Over the past 12 months, Roam has grown by 500% and registered 200,000 buyers looking for a more affordable way to buy a house. It has expanded to major cities like Atlanta, Denver and Houston.
“Assumable mortgages are the #1 non-inflationary lever that should be pulled over the next four years to make housing more affordable,” Rabois said in a statement. “There is no other option to address this generational crisis of housing affordability. Roam gives Americans the tools to save themselves from the increasing disconnect between what families can afford and what the median home sells for in this market.”
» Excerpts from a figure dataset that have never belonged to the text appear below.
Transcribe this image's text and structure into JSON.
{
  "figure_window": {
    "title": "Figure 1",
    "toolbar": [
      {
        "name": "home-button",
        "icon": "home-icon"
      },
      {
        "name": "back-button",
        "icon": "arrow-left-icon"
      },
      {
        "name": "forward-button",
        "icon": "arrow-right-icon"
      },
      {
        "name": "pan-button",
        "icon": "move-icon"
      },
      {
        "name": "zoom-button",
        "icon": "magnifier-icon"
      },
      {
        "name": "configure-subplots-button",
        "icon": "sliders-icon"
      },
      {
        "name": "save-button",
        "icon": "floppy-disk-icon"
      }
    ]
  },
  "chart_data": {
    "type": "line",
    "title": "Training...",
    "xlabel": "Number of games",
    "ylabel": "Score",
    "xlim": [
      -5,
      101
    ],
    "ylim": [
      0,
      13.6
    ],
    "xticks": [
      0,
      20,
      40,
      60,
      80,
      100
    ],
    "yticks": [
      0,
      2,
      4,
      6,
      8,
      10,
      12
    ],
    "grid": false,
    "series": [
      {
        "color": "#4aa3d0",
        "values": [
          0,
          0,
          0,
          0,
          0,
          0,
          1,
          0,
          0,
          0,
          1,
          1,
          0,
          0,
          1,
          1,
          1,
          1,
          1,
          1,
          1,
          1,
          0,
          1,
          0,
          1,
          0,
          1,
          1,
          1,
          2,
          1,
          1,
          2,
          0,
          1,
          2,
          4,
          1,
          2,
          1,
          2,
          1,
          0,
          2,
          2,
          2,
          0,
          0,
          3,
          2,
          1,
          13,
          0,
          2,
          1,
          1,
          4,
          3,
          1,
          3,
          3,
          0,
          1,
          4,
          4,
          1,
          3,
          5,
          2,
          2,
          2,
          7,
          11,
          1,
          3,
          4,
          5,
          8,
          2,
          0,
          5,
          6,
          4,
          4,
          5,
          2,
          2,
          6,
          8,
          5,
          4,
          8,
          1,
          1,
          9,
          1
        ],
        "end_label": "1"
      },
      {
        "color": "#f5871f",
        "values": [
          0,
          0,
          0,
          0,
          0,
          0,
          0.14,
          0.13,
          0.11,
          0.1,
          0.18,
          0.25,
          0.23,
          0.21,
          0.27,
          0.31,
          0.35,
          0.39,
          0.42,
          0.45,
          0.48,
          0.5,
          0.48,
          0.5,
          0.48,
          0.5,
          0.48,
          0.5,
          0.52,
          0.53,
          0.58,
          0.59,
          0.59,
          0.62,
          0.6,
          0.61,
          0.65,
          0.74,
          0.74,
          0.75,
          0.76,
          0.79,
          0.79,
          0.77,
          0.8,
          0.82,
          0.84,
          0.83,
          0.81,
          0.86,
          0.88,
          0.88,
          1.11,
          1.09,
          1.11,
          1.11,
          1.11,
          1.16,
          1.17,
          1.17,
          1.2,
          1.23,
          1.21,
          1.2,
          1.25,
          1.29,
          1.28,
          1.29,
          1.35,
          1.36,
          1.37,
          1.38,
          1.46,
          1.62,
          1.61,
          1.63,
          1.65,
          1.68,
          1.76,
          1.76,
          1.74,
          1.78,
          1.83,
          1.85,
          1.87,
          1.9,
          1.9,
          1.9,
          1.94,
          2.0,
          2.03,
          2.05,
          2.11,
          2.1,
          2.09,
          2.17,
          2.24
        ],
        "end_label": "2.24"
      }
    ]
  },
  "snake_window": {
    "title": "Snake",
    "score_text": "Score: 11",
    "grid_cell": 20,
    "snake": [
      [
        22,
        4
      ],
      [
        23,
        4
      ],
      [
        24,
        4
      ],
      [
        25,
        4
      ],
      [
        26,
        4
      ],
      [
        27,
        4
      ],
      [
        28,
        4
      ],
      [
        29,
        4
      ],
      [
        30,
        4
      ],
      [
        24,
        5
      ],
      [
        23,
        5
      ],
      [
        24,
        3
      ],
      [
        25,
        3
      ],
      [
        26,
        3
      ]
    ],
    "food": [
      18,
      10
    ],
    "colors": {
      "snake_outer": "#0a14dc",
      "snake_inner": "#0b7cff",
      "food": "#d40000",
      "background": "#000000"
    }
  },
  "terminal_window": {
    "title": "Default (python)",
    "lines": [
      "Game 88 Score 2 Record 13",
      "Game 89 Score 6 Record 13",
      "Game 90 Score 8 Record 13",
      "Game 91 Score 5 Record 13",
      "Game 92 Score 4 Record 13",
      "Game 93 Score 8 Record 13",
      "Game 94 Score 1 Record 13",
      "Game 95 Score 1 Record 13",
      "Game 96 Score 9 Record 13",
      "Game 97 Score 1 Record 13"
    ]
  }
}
Assumable mortgages let buyers take over a seller’s loan, with Federal Housing Administration (FHA) and Veterans Affairs (VA) loans — about one-third of all U.S. mortgages — eligible by law. Roam enables a 5% down payment and a blended 5% rate, the sweet spot for many buyers, while cutting the typical closing time to 45 days instead of 150.
“Roam exists to bring a tangible solution to aspiring home buyers and sellers looking to move on to their next chapter,” Roam CEO Raunaq Singh said. “Sellers are stuck at home waiting for viable offers, and buyers are desperate to find a more affordable way to purchase a home in a world where affordability keeps slipping further away.
“Roam unlocks the opportunity to make monthly payments affordable again. It’s like getting in a time machine and going back to 2021.”